Substantial interests, both public and private, are in issue in zoning matters. On the one hand, whole neighborhoods are affected, often permanently, by changes of land use. On the other, owners of properties and those with whom they deal, are often substantially incommoded in consequence of the denial of their right, subject to zoning regulations, to use their own or have the use of others' lands.[4] By necessity, the proving ground of which interest, public or private, is to be accommodated is before the boards and commissions where the cases are first tried. Procedures established for the conduct of the hearing and disposition of such cases before the administrative and quasi-administrative agencies to whom they are committed are not, therefore, to be treated casually or lightly disregarded. Perhaps the most important of such procedures are those relating to the times for taking those steps necessary *410 to bring matters to a prompt decision at the municipal level. The instant Board's holding that it may waive its regulation limiting the time for appeal without evidence that the appellants did not know or did not have reason to know of the action appealed from or, as in this case, in the face of a record affirmatively demonstrating such knowledge, is a misconception and an error of law which requires the reversal of its order. Our holding comports, except for the time fixed for appeal, with Section 915 of the Pennsylvania Municipalities Planning Code,[5] providing: "No person shall be allowed to file any proceeding with the board later than thirty days after any application for development, preliminary or final, has been approved by an appropriate municipal officer, agency or body if such proceeding is designed to secure reversal or to limit the approval in any manner unless such person alleges and proves that he had no notice, knowledge, or reason to believe that such approval had been given. If such person has succeeded to his interest after such approval, he shall be bound by the knowledge of his predecessor in interest." (Emphasis supplied.)

Affirmed.

NOTES

[1] One of four members of the Board voting would have qualified the approval of the variance by forbidding food or beverage stores.

[2] A representative of the Department of Licenses and Inspections testified that it was departmental practice where a variance for retail stores had been granted to issue permits for any use permitted in the C-2 zoning district. Restaurants and bar-restaurants are included among such uses.

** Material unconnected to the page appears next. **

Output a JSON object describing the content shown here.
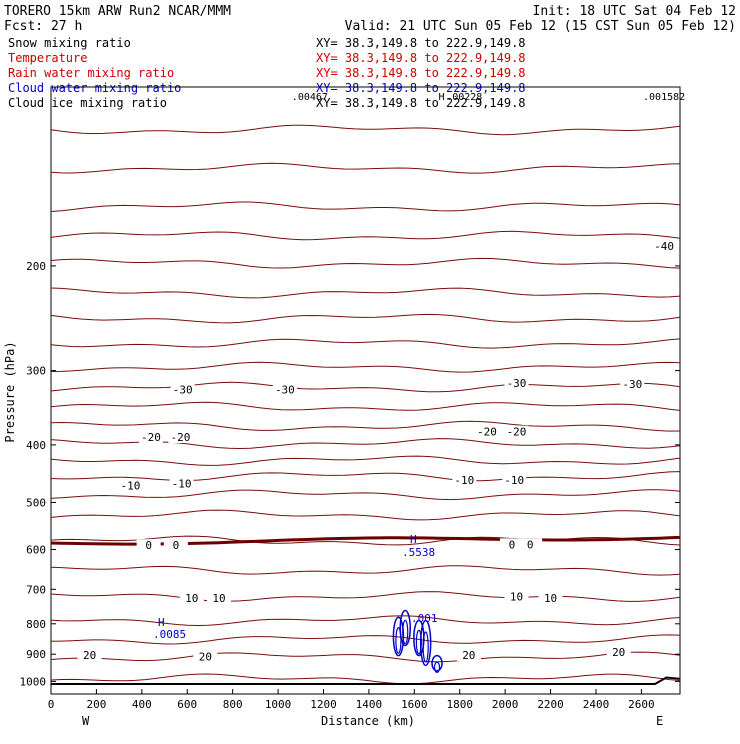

[3] See School District of Philadelphia v. Zoning Board of Adjustment, 417 Pa. 277, 281, 207 A.2d 864 (1965).

[4] Recognition of the importance of the subject is found in the recent amendment of the Home Rule Charter and Optional Plans Law, Act of April 13, 1972, No. 63, 53 P.S. § 1-102 by the addition of municipal planning and zoning to the relatively few subjects upon which home rule charters may not act. Act of July 3, 1974, Act. No. 149, 53 P.S. § 1-302 (Purdon's 1974 Legislative Service No. 4, page 441).

[5] Act of July 31, 1968, P.L. 805, as amended, 53 P.S. § 10915. Of course, the Pennsylvania Municipalities Planning Code is not effective in Philadelphia. 53 P.S. § 10105 (Supp. 1974-1975).